Second fragment (Of the visions
The interpretation by Hippolytus, (bishop) of Rome, of the visions of Daniel and Nebuchadnezzar, taken in conjunction.
1. In speaking of a “lioness from the sea,” he meant the rising of the kingdom of Babylon, and that this was the “golden head of the image.” And in speaking of its “eagle wings,” be meant that king Nebuchadnezzar was exalted and that his glory was lifted up against God. Then he says “its wings were plucked off,” i.e., that his glory was destroyed; for he was driven out of his kingdom. And the words, “A man's heart was given it, and it was made stand upon the feet of a man,” mean that he came to himself again, and recognised that he was but a man, and gave the glory to God. Then after the lioness he sees a second beast, “like a bear,” which signified the Persians. For after the Babylonians the Persians obtained the power. And in saying that “it had three ribs in its mouth,” he pointed to the three nations, Persians, Medes, and Babylonians, which were expressed in the image by the silver after the gold. Then comes the third beast, “a leopard,” which means the Greeks; for after the Persians, Alexander of Macedon had the power, when Darius was overthrown, which was also indicated by the brass in the image. And in saying that the beast “had four wings of a fowl, and four heads,” he showed most clearly how the kingdom of Alexander was parted into four divisions. For in speaking of four heads, he meant the four kings that arose out of it. For Alexander, when dying, divided his kingdom into four parts. Then he says, “The fourth beast (was) dreadful and terrible: it had iron teeth, and claws of brass.” Who, then, are meant by this but the Romans, whose kingdom, the kingdom that still stands, is expressed by the iron? “for,” says he, “its legs are of iron.”
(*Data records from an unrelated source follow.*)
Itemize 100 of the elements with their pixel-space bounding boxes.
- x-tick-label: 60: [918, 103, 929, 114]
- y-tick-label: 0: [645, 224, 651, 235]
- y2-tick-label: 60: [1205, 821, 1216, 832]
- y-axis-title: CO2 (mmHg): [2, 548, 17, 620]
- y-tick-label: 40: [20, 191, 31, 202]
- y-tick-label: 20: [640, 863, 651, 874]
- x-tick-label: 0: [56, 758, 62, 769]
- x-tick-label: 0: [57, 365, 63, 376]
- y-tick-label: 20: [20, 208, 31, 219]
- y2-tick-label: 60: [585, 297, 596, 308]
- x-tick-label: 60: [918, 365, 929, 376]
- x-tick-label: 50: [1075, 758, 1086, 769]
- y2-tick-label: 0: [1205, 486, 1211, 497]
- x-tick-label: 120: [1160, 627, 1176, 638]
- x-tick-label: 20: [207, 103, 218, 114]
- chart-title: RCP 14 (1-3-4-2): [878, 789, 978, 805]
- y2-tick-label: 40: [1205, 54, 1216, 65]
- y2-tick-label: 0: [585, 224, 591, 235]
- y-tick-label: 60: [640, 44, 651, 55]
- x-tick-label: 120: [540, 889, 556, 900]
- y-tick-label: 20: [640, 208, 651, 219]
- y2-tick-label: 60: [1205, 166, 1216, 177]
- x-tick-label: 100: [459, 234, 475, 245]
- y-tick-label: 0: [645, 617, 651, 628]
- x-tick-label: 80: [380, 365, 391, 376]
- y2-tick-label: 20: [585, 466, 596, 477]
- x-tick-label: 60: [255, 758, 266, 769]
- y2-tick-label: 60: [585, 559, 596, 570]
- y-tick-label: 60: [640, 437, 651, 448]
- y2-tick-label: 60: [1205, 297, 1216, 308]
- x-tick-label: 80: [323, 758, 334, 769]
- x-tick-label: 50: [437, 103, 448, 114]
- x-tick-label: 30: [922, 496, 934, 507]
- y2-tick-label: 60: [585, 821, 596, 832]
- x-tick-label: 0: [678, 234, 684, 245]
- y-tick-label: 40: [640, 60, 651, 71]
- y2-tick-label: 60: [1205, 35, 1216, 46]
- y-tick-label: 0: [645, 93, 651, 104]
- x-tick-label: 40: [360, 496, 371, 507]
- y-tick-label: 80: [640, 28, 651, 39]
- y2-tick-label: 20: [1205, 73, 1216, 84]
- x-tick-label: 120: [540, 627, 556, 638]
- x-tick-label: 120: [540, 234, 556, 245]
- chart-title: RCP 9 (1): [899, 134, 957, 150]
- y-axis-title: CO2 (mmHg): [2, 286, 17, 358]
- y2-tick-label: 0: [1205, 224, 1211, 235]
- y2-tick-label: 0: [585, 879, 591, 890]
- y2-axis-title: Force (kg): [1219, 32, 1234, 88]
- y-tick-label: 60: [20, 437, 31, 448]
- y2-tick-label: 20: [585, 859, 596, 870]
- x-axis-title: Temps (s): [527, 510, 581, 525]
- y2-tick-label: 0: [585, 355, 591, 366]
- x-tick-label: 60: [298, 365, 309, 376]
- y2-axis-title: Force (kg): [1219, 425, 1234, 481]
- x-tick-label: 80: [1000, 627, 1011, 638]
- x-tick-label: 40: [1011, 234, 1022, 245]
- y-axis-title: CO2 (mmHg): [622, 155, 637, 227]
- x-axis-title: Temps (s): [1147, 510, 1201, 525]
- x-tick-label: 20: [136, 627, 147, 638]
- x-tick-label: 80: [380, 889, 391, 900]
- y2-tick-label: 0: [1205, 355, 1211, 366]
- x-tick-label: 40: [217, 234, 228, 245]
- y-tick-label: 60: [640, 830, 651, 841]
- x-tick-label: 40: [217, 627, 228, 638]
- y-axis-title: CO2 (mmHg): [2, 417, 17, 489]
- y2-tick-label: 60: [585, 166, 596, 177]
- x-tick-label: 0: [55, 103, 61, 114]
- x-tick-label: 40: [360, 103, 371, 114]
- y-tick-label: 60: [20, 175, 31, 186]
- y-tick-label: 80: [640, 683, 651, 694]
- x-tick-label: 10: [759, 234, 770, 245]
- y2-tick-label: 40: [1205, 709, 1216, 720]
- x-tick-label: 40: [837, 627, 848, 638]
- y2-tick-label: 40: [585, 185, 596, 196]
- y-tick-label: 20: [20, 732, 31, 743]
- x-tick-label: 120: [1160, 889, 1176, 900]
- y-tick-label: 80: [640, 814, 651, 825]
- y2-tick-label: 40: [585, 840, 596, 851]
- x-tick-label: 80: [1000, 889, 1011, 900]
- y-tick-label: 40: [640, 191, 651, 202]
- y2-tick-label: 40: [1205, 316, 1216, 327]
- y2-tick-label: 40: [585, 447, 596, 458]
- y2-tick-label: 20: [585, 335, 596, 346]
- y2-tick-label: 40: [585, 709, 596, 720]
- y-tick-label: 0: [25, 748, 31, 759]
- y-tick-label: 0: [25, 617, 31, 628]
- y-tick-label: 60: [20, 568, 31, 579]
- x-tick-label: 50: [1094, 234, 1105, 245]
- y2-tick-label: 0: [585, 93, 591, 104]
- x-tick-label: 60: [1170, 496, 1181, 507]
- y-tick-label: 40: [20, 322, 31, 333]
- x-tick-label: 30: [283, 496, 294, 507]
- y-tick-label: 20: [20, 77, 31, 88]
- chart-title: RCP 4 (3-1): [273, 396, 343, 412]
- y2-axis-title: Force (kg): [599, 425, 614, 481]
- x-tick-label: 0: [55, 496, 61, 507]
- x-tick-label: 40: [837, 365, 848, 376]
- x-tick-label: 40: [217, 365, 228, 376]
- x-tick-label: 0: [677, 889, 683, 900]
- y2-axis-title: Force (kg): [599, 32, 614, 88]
2. After this, then, what remains, beloved, but the toes of the feet of the image, in which “part shall be of iron and part of clay mixed together?”By the toes of the feet he meant, mystically, the ten kings that rise out of that kingdom. As Daniel says, “I considered the beast; and, lo, (there were) ten horns behind, among which shall come up another little horn springing from them;”by which none other is meant than the antichrist that is to rise; and he shall set up the kingdom of Judah. And in saying that “three horns” were “plucked up by the roots” by this one, he indicates the three kings of Egypt, Libya, and Ethiopia, whom this one will slay in the array of war. And when he has conquered all, he will prove himself a terrible and savage tyrant, and will cause tribulation and persecution to the saints, exalting himself against them. And after him, it remains that “the stone” shall come from heaven which “smote the image” and shivered it, and subverted all the kingdoms, and gave the kingdom to the saints of the Most High. This “became a great mountain, and filled the whole earth.”